Along with learning about the environmental and political fields, Hennig said, “It has opened a lot of opportunities for me with the people in there. … I made a lot of good connections … and it’s going to continue helping me when I start to actually look into fields.”

Success with stacking

Rasmussen prides himself on connecting students in any major with what they’re looking for. He said Rebovich students have had an enormous amount of success with “stacking,” which he describes as the process of starting off with a broader or more general internship and narrowing it down as the student progresses through their undergraduate years.

“By stacking a couple of internships down they get more specific about what it is that they want to do in their [area of] interest,” Rasmussen said. “They are not applying cold … they’ve got experience under their belts.” 

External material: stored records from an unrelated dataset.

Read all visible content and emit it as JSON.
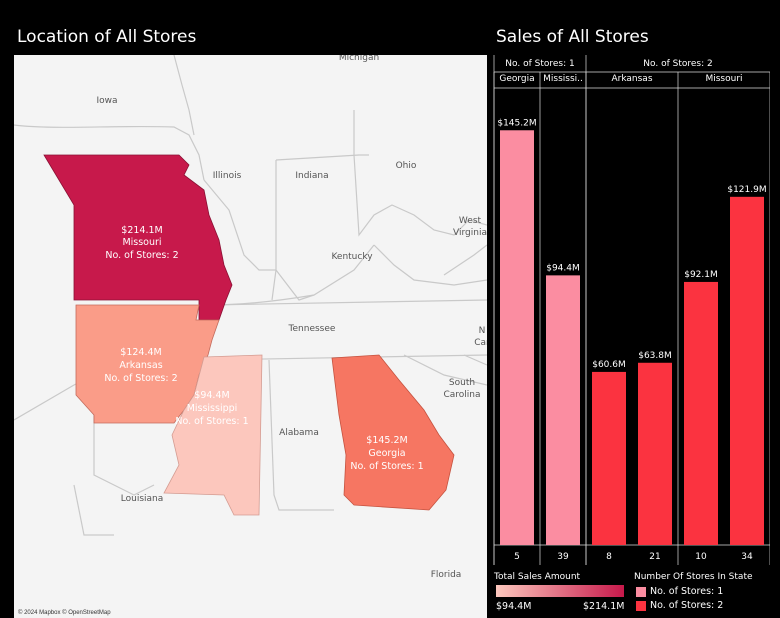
{
  "titles": {
    "map": "Location of All Stores",
    "chart": "Sales of All Stores"
  },
  "map": {
    "attribution": "© 2024 Mapbox © OpenStreetMap",
    "background_labels": [
      "Michigan",
      "Iowa",
      "Illinois",
      "Indiana",
      "Ohio",
      "West Virginia",
      "Kentucky",
      "Tennessee",
      "North Carolina",
      "South Carolina",
      "Alabama",
      "Louisiana",
      "Florida"
    ],
    "states": [
      {
        "name": "Missouri",
        "sales": "$214.1M",
        "stores": "No. of Stores: 2",
        "color": "#c7194b"
      },
      {
        "name": "Arkansas",
        "sales": "$124.4M",
        "stores": "No. of Stores: 2",
        "color": "#fa9c88"
      },
      {
        "name": "Mississippi",
        "sales": "$94.4M",
        "stores": "No. of Stores: 1",
        "color": "#fcc7bd"
      },
      {
        "name": "Georgia",
        "sales": "$145.2M",
        "stores": "No. of Stores: 1",
        "color": "#f67662"
      }
    ]
  },
  "chart_data": {
    "type": "bar",
    "title": "Sales of All Stores",
    "ylim": [
      0,
      160
    ],
    "groups": [
      {
        "header": "No. of Stores: 1",
        "states": [
          {
            "state": "Georgia",
            "bars": [
              {
                "store": "5",
                "value": 145.2,
                "label": "$145.2M"
              }
            ]
          },
          {
            "state": "Mississi..",
            "bars": [
              {
                "store": "39",
                "value": 94.4,
                "label": "$94.4M"
              }
            ]
          }
        ]
      },
      {
        "header": "No. of Stores: 2",
        "states": [
          {
            "state": "Arkansas",
            "bars": [
              {
                "store": "8",
                "value": 60.6,
                "label": "$60.6M"
              },
              {
                "store": "21",
                "value": 63.8,
                "label": "$63.8M"
              }
            ]
          },
          {
            "state": "Missouri",
            "bars": [
              {
                "store": "10",
                "value": 92.1,
                "label": "$92.1M"
              },
              {
                "store": "34",
                "value": 121.9,
                "label": "$121.9M"
              }
            ]
          }
        ]
      }
    ],
    "colors": {
      "stores_1": "#fb8da1",
      "stores_2": "#fb3340"
    }
  },
  "legend": {
    "sales_title": "Total Sales Amount",
    "sales_min": "$94.4M",
    "sales_max": "$214.1M",
    "gradient_from": "#fcc7bd",
    "gradient_to": "#c7194b",
    "stores_title": "Number Of Stores In State",
    "stores_items": [
      {
        "label": "No. of Stores: 1",
        "color": "#fb8da1"
      },
      {
        "label": "No. of Stores: 2",
        "color": "#fb3340"
      }
    ]
  }
}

Rasmussen and the Rebovich Institute also teach their students about public commentary.

He said that as a respected voice and authority on politics with a multitude of political scientists who study American politics and political systems, it’s important to be able to respond to journalists that will ask for their perspective on what’s going on in New Jersey and its politics. 

After five years in the position and 15 in politics, Rasmussen feels honored to have worked with over 100 young professionals, helping give them their start in the field. 

Although geared toward politics-based majors, Rasmussen has also helped students with a variety of disciplines. He had education majors interested in jobs in education policy and a student who wanted to be an equine lawyer, which serves horse owners or professionals by reviewing contracts, handling disputes and litigation and working on tax or immigration issues, all unique to the equine industry.

“We try to be relevant to everyone on campus,” he said. “At some point in all of our careers, [the] government is going to affect us, either because we’re going to be certified by the government or because we’re going to be regulated or funded by [the] government.”